Pozostałe plany czytelnicze pozostają niemal bez zmian – nadal chcę czytać klasykę SF i powoli uzupełniać listę lektur obowiązkowych. Jedynym novum jest planowany już od jakiegoś czasu chwilowy oddech od SF – planuję przeczytać minimum dwie pozycje z tak zwanego mainstreamu (i docelowo mają to być książki, które zachwycą mnie językowo; fantastyce cosik ostatnio średnio się to udaje), a także dwie książki traktujące o wierze, bogu, bogach i innych takich dziwnościach.

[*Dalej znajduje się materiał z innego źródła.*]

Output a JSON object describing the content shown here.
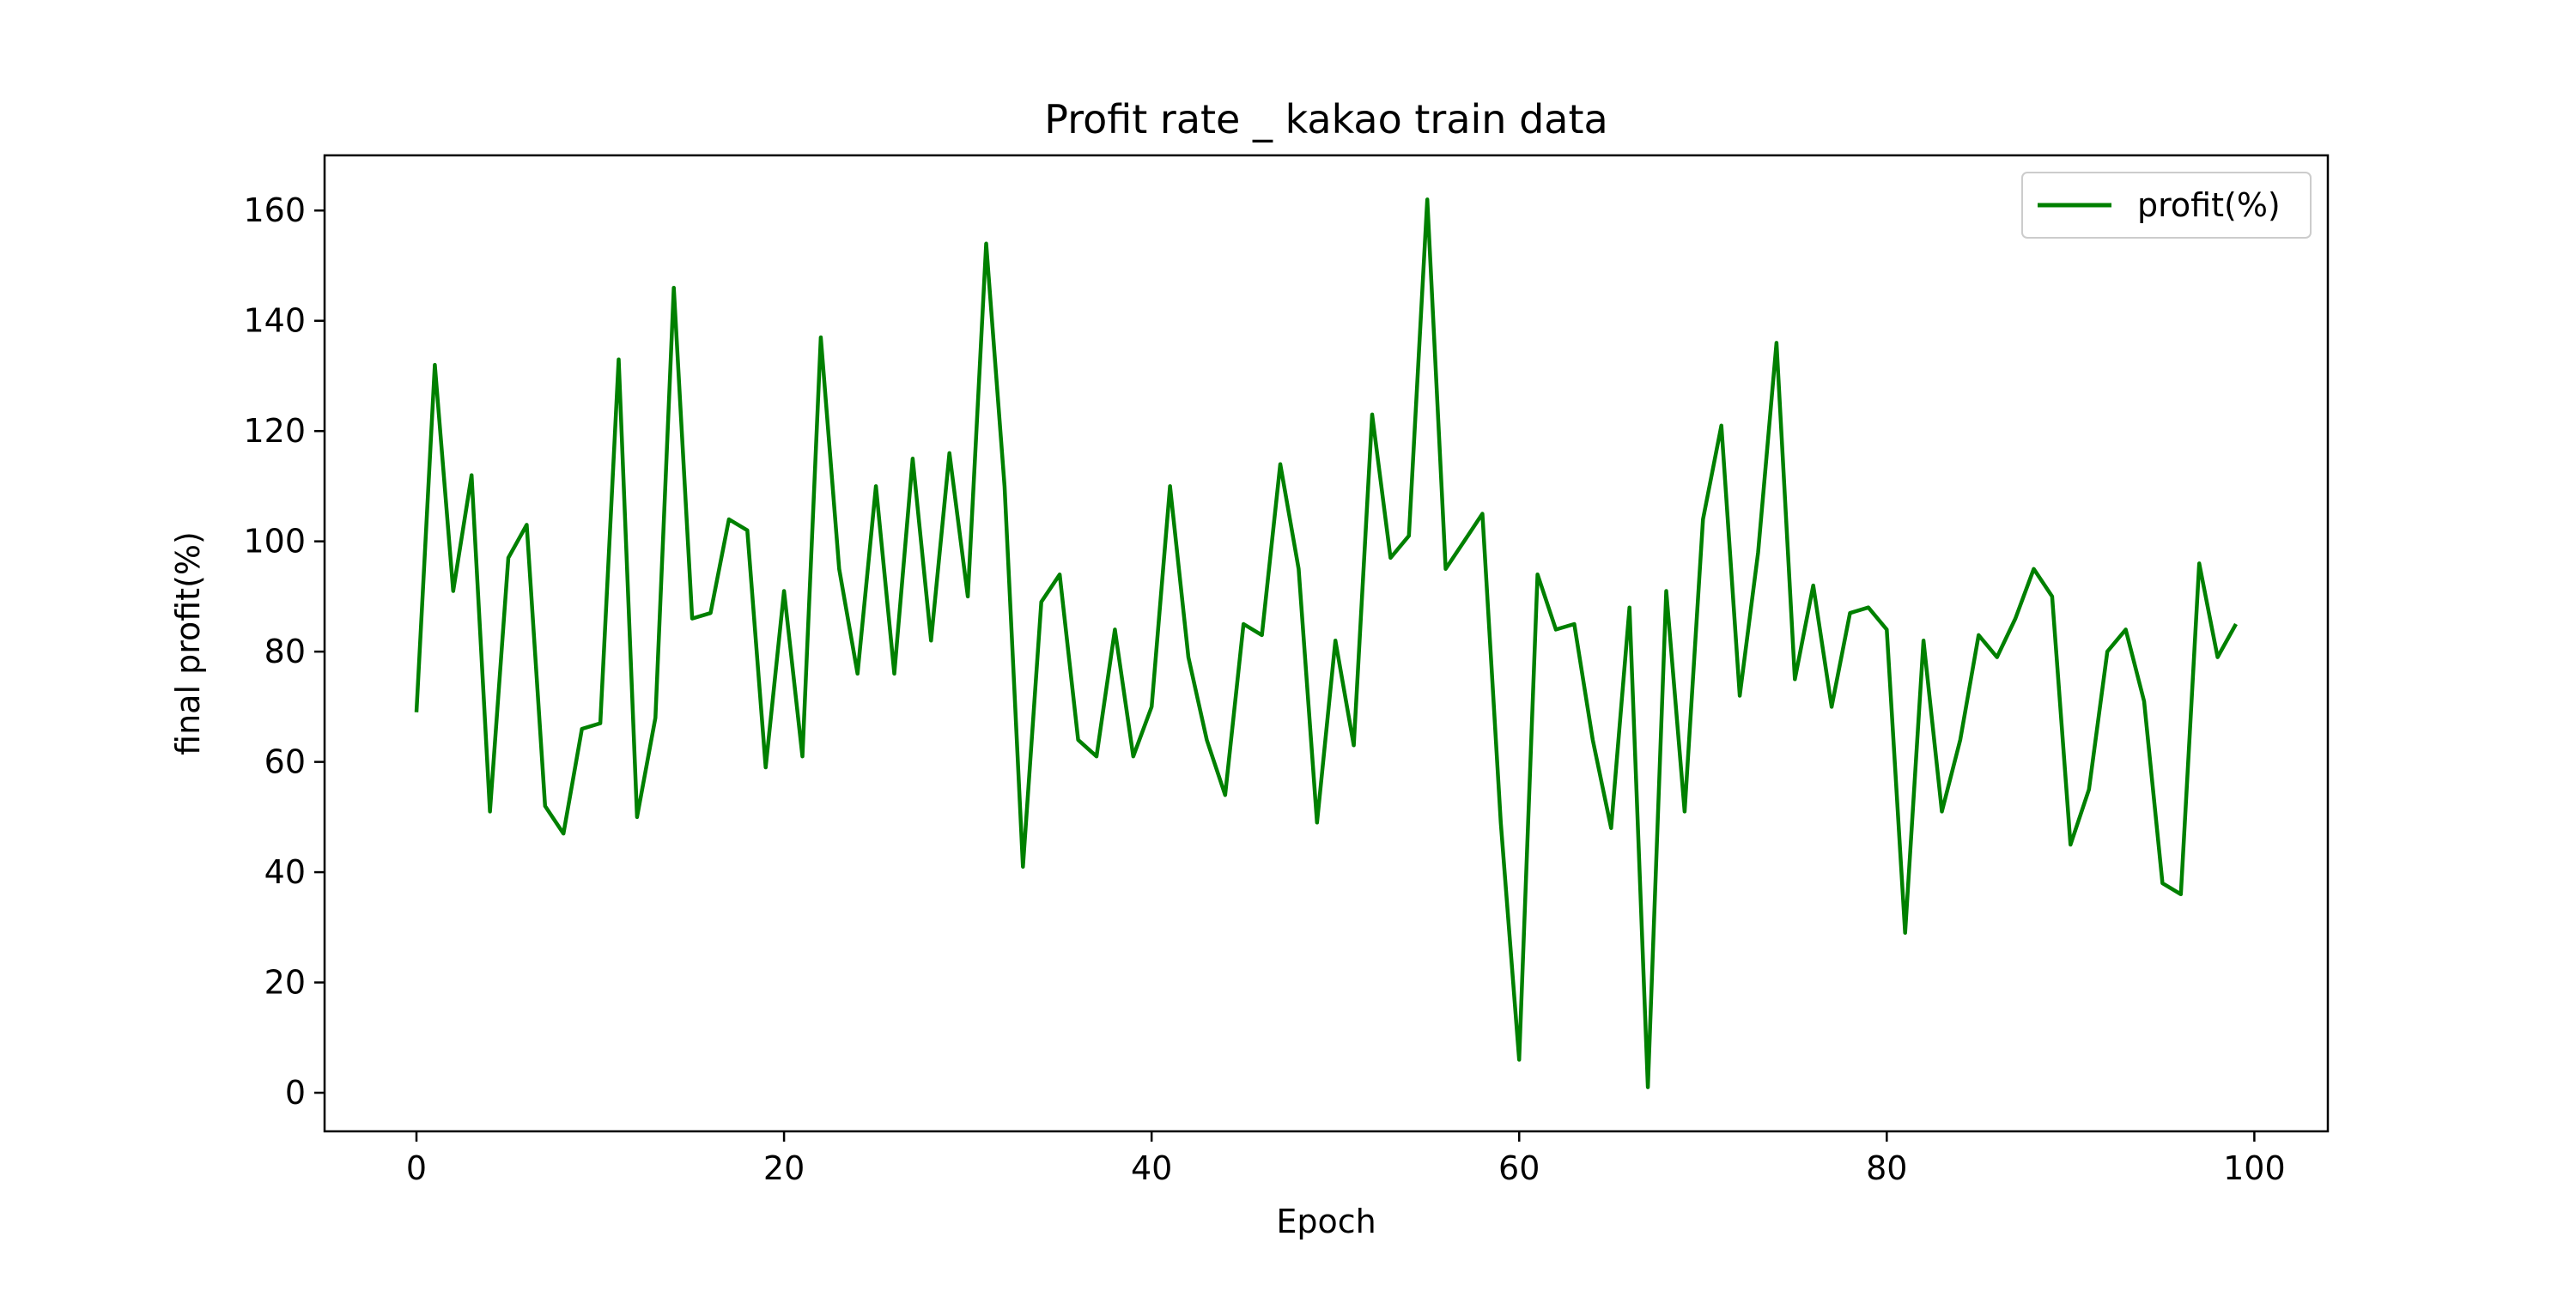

Jakkolwiek bowiem SF wielbię i wielbić będę, tak w końcu doszłam do etapu, w którym literatura niefantastyczna na powrót zaczyna mnie interesować. Postaram się o samym mechanizmie napisać kilka słów więcej, ale to jeszcze nie teraz.

Jeszcze jedno, jeśli chodzi o plany czytelnicze: mam nadzieję znaleźć chociaż chwilkę, by zacząć poznawać świat komiksów. Niby miałam to zrobić już w zeszłym roku, ale niestety udało mi się przeczytać jedynie Rorka. W 2018 plan minimum zakłada V jak Vendetta i Sandmana, i choćbym miała w wracać po milion razy do każdej strony – to przeczytam. Nie ma zmiłuj.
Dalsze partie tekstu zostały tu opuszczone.